Market forces determine the price of an ETF. While an ETF does declare its net asset value (NAV) at the end of each day, its market value could differ from the value of its underlying assets. This could happen if the price of one of its constituent assets changes during the day. Traders would spot this opportunity and buy or sell the ETF at a market determined price.
However, over a period of time, the market price of an ETF would reflect its fair value.
An ETF can be bought and sold on the stock exchange like a common share.
Mutual funds, on the other hand, can only be bought from the fund itself. Similarly, the only way that you can sell them is to redeem them with the fund. The transaction would take place at the NAV that the fund has declared.
ETFs that track the Straits Time Index
Both track the top 30 companies listed on the SGX-ST Mainboard. The returns that you can earn with either ETF will be very similar. This is because they track the STI as closely as they can. Due to this, the top holdings of both ETFs are almost exactly the same.
Top three holdings of the two ETFs
|Company||Percentage of assets under management|
|DBS Group Holdings||13.3%|
|Overseas-Chinese Banking Corp||12.7%|
|United Overseas Bank||10.5%|
Similarly, the remaining holdings of the two ETFs follow the exact pattern set by the STI. One big difference between the two funds is that the Nikko AM Singapore STI ETF was established relatively recently in February 2009. Because of this, its assets under management (AUM) are only S$176 million (figure as on 30 June 2017.)
The SPDR Straits Times Index ETF is of greater vintage and was set up as far back as April 2002. It had a comparable AUM of S$607 million.
Best performing ETFs
This list from Philip Capital, a prominent securities broker, provides an idea of the performance of some ETFs.
In the last one year, the best performing ETF has been the DBXT MSCI China ETF. It tracks the MSCI China TRN Index, the constituents of which include companies like Tencent Holdings, Alibaba Group Holdings, China Construction Bank, China Mobile, and Baidu. On an annualised basis, this ETF returned 9.9% over the last five years. Its performance in the last year has been spectacular with a return of almost 34%.

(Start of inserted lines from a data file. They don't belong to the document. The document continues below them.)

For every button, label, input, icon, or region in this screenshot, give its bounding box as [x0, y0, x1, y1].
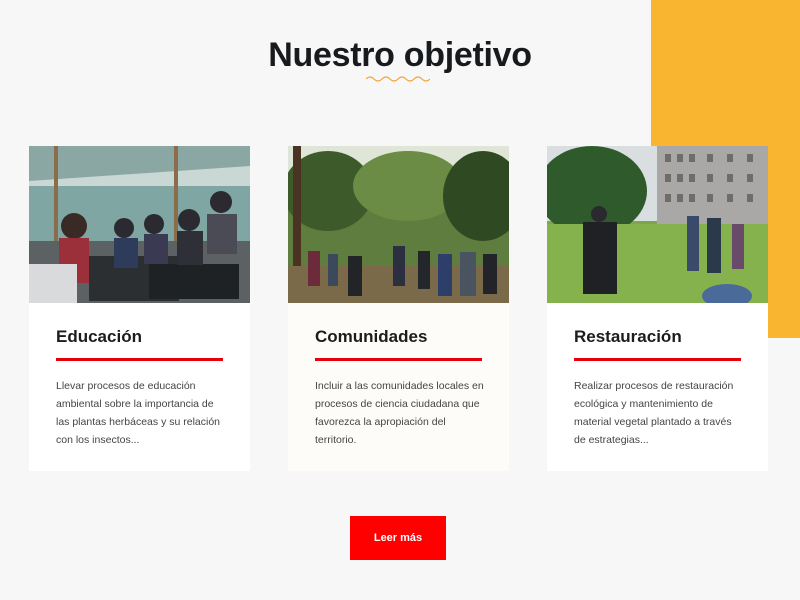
- card-comunidades[interactable]: Comunidades Incluir a las comunidades lo…: [288, 146, 509, 471]
- card-image-restauracion: [547, 146, 768, 303]
- card-image-comunidades: [288, 146, 509, 303]
- card-title: Restauración: [574, 327, 682, 346]
- card-description: Realizar procesos de restauración ecológ…: [574, 380, 734, 446]
- card-title-underline: [315, 358, 482, 361]
- card-educacion[interactable]: Educación Llevar procesos de educación a…: [29, 146, 250, 471]
- card-title-underline: [56, 358, 223, 361]
- title-squiggle-decoration: [366, 76, 430, 82]
- card-description: Incluir a las comunidades locales en pro…: [315, 380, 484, 446]
- card-restauracion[interactable]: Restauración Realizar procesos de restau…: [547, 146, 768, 471]
- card-title: Educación: [56, 327, 142, 346]
- card-title-underline: [574, 358, 741, 361]
- section-title: Nuestro objetivo: [268, 36, 532, 74]
- card-image-educacion: [29, 146, 250, 303]
- card-description: Llevar procesos de educación ambiental s…: [56, 380, 221, 446]
- card-title: Comunidades: [315, 327, 428, 346]
- read-more-button[interactable]: Leer más: [350, 516, 446, 560]
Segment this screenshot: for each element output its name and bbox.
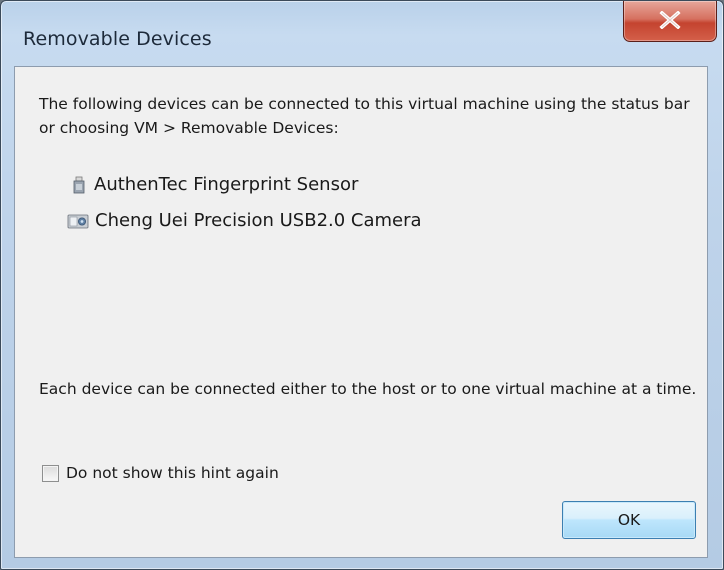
close-button[interactable] [623, 1, 717, 42]
dialog-content: The following devices can be connected t… [14, 66, 708, 558]
device-item-camera: Cheng Uei Precision USB2.0 Camera [67, 210, 422, 231]
device-item-fingerprint-sensor: AuthenTec Fingerprint Sensor [70, 174, 358, 195]
device-label: AuthenTec Fingerprint Sensor [94, 174, 359, 195]
camera-icon [67, 212, 89, 230]
hint-text: Each device can be connected either to t… [39, 380, 697, 398]
title-bar[interactable]: Removable Devices [1, 1, 723, 50]
do-not-show-hint-checkbox[interactable] [42, 464, 59, 482]
removable-devices-dialog: Removable Devices The following devices … [0, 0, 724, 570]
do-not-show-hint-checkbox-row[interactable]: Do not show this hint again [42, 464, 279, 482]
ok-button-label: OK [617, 511, 641, 529]
device-label: Cheng Uei Precision USB2.0 Camera [95, 210, 422, 231]
intro-text: The following devices can be connected t… [39, 95, 690, 137]
dialog-title: Removable Devices [23, 28, 212, 50]
ok-button[interactable]: OK [562, 501, 696, 539]
close-icon [659, 11, 681, 29]
checkbox-label[interactable]: Do not show this hint again [66, 464, 279, 482]
usb-drive-icon [70, 176, 88, 194]
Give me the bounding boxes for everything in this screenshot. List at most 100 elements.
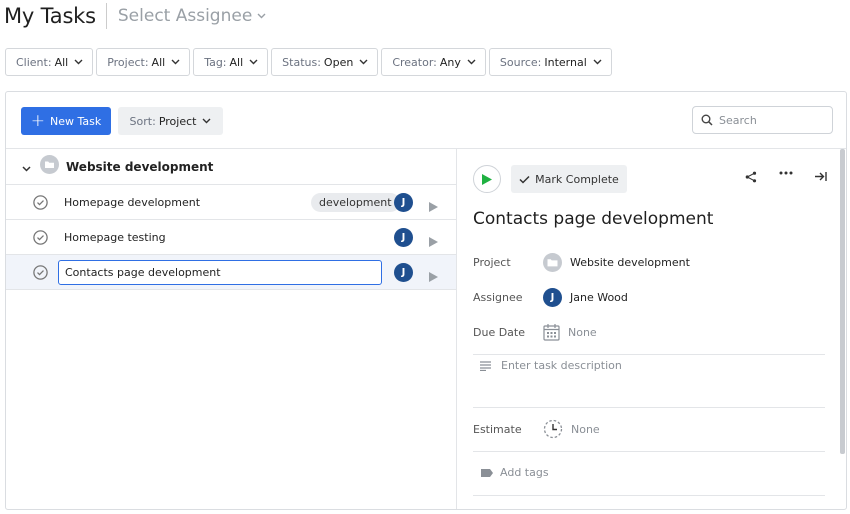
clock-icon[interactable] xyxy=(543,419,563,439)
estimate-label: Estimate xyxy=(473,422,522,436)
add-tags-button[interactable]: Add tags xyxy=(480,466,549,479)
filter-label: Status: xyxy=(282,55,321,69)
play-icon[interactable] xyxy=(429,232,438,251)
divider xyxy=(473,354,825,355)
chevron-down-icon xyxy=(467,59,476,65)
task-detail-pane: Mark Complete Contacts page development … xyxy=(458,149,846,509)
project-field: Project Website development xyxy=(473,250,828,274)
divider xyxy=(473,407,825,408)
more-options-icon[interactable] xyxy=(768,171,803,183)
close-panel-icon[interactable] xyxy=(803,171,838,183)
chevron-down-icon xyxy=(249,59,258,65)
task-name[interactable]: Homepage testing xyxy=(64,231,166,244)
assignee-field: Assignee J Jane Wood xyxy=(473,285,828,309)
play-icon[interactable] xyxy=(429,197,438,216)
page-title: My Tasks xyxy=(0,3,107,29)
task-row-selected[interactable]: J xyxy=(6,255,456,290)
estimate-value[interactable]: None xyxy=(571,423,600,436)
filter-label: Client: xyxy=(16,55,52,69)
detail-actions xyxy=(733,171,838,183)
assignee-select-label: Select Assignee xyxy=(117,6,253,26)
due-date-field: Due Date None xyxy=(473,320,828,344)
check-circle-icon[interactable] xyxy=(33,195,48,214)
new-task-button[interactable]: + New Task xyxy=(21,107,111,135)
filter-client[interactable]: Client: All xyxy=(5,48,94,76)
filter-label: Tag: xyxy=(204,55,227,69)
filter-value: All xyxy=(229,55,244,69)
search-input[interactable] xyxy=(719,113,819,127)
filter-source[interactable]: Source: Internal xyxy=(488,48,612,76)
chevron-down-icon xyxy=(171,59,180,65)
check-circle-icon[interactable] xyxy=(33,265,48,284)
chevron-down-icon xyxy=(202,118,211,124)
task-description[interactable]: Enter task description xyxy=(480,359,622,372)
filter-creator[interactable]: Creator: Any xyxy=(381,48,486,76)
sort-label: Sort: xyxy=(129,114,156,128)
project-value[interactable]: Website development xyxy=(570,256,690,269)
tasks-toolbar: + New Task Sort: Project xyxy=(6,92,846,149)
add-tags-label: Add tags xyxy=(500,466,549,479)
filter-status[interactable]: Status: Open xyxy=(271,48,379,76)
page-header: My Tasks Select Assignee xyxy=(0,0,850,32)
project-label: Project xyxy=(473,255,511,269)
project-group-header[interactable]: Website development xyxy=(6,149,456,185)
description-placeholder: Enter task description xyxy=(501,359,622,372)
filter-value: All xyxy=(54,55,69,69)
search-box[interactable] xyxy=(692,106,833,134)
divider xyxy=(473,451,825,452)
filter-bar: Client: All Project: All Tag: All Status: Op… xyxy=(5,48,615,76)
plus-icon: + xyxy=(30,110,45,131)
task-list: Website development Homepage development… xyxy=(6,149,457,509)
mark-complete-button[interactable]: Mark Complete xyxy=(511,165,627,193)
filter-label: Source: xyxy=(499,55,542,69)
assignee-value[interactable]: Jane Wood xyxy=(570,291,628,304)
play-icon xyxy=(482,173,492,185)
checkmark-icon xyxy=(519,175,530,184)
chevron-down-icon[interactable] xyxy=(22,157,32,176)
avatar[interactable]: J xyxy=(543,287,562,307)
due-date-value[interactable]: None xyxy=(568,326,597,339)
task-row[interactable]: Homepage development development J xyxy=(6,185,456,220)
tasks-panel: + New Task Sort:Project Website developm… xyxy=(5,91,847,510)
chevron-down-icon xyxy=(359,59,368,65)
assignee-select[interactable]: Select Assignee xyxy=(118,6,266,26)
folder-icon xyxy=(40,155,59,178)
share-icon[interactable] xyxy=(733,171,768,183)
filter-value: Open xyxy=(323,55,354,69)
sort-dropdown[interactable]: Sort: Project xyxy=(118,107,223,135)
description-icon xyxy=(480,360,491,371)
chevron-down-icon xyxy=(593,59,602,65)
check-circle-icon[interactable] xyxy=(33,230,48,249)
chevron-down-icon xyxy=(74,59,83,65)
calendar-icon[interactable] xyxy=(543,323,560,341)
sort-value: Project xyxy=(158,114,197,128)
filter-label: Creator: xyxy=(392,55,437,69)
task-row[interactable]: Homepage testing J xyxy=(6,220,456,255)
assignee-label: Assignee xyxy=(473,290,523,304)
tag-icon xyxy=(481,468,493,477)
task-tag[interactable]: development xyxy=(311,192,400,212)
avatar[interactable]: J xyxy=(394,193,413,212)
divider xyxy=(473,495,825,496)
start-timer-button[interactable] xyxy=(473,165,501,193)
filter-label: Project: xyxy=(107,55,149,69)
search-icon xyxy=(701,114,713,126)
avatar[interactable]: J xyxy=(394,263,413,282)
project-group-title: Website development xyxy=(66,159,214,174)
play-icon[interactable] xyxy=(429,267,438,286)
task-name-input[interactable] xyxy=(58,260,382,285)
task-name[interactable]: Homepage development xyxy=(64,196,200,209)
new-task-label: New Task xyxy=(50,114,102,128)
avatar[interactable]: J xyxy=(394,228,413,247)
chevron-down-icon xyxy=(257,13,266,19)
filter-tag[interactable]: Tag: All xyxy=(193,48,269,76)
due-date-label: Due Date xyxy=(473,325,525,339)
task-detail-title[interactable]: Contacts page development xyxy=(473,209,713,229)
detail-scrollbar[interactable] xyxy=(840,149,845,454)
folder-icon xyxy=(543,252,562,272)
filter-value: Internal xyxy=(544,55,587,69)
filter-value: Any xyxy=(439,55,461,69)
filter-project[interactable]: Project: All xyxy=(96,48,191,76)
filter-value: All xyxy=(151,55,166,69)
estimate-field: Estimate None xyxy=(473,417,828,441)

Another ETF that has provided a high return in the last year is the DBXT MSCI Korea ETF. This tracks the MSCI Korea Index, which has 112 large and mid cap Korean companies. While its one-year return is almost 31%, the 5-year annualized return is much lower at 6.8%.
Who should invest in an ETF?
The primary rationale for buying shares in an ETF is to invest in the underlying assets in a convenient and low-cost manner. For example, buyers of the SPDR Straits Times Index ETF would be effectively purchasing Singapore’s top 30 companies. If you are of the view that the country’s economy will continue to prosper, buying into an ETF that tracks the STI is possibly the most cost-effective and practical way to gain from this growth.
Just a year ago, the STI was at a level of 2,892. On 31 July 2017, the STI closed at 3,322, about 15% higher. Investors who had bought one of the two STI ETFs a year ago would have made a significantly high return.
But that is not to say that you cannot lose by purchasing shares in an ETF. If you buy a gold ETF and the price of the precious metal suffers a sharp decline, your principal would get eroded.
ETFs have become increasingly popular over the years. This product was launched by Vanguard’s John C. Bogle back in 1975. At that time, few thought that a fund that mimicked an index would hold any appeal for investors. Christened “Bogle’s folly,” the newly launched Vanguard Group’s First Index Investment Trust garnered only US$11.3 million.
The fund, which tracks the S&P 500, has since been renamed the Vanguard 500 Index Fund. As of 30 June 2017, its AUM totaled US$329 billion. The expense ratio is only 0.14%.
The success of ETFs is largely due to the fact that they have extremely low expense ratios. The SPDR Straits Times Index ETF has an expense ratio of only 0.3%, while the Nikko AM Singapore STI ETF’s ratio is 0.35%.
Investors have also realised that mutual funds, which can be viewed as an alternate to ETFs, often find it difficult to beat the index that they benchmark themselves against. In many instances, it is wiser to invest in an ETF that simply tracks the underlying asset.
In fact, John Bogle’s inspiration for the index fund came from economist Paul A. Samuelson, who was of the view that most stock pickers were unable to beat the index.
In an article written in 1974, he said, “But a respect for evidence compels me to incline toward the hypothesis that most portfolio decision makers should go out of business – take up plumbing, teach Greek, or help produce the annual GNP by serving as corporate executives.”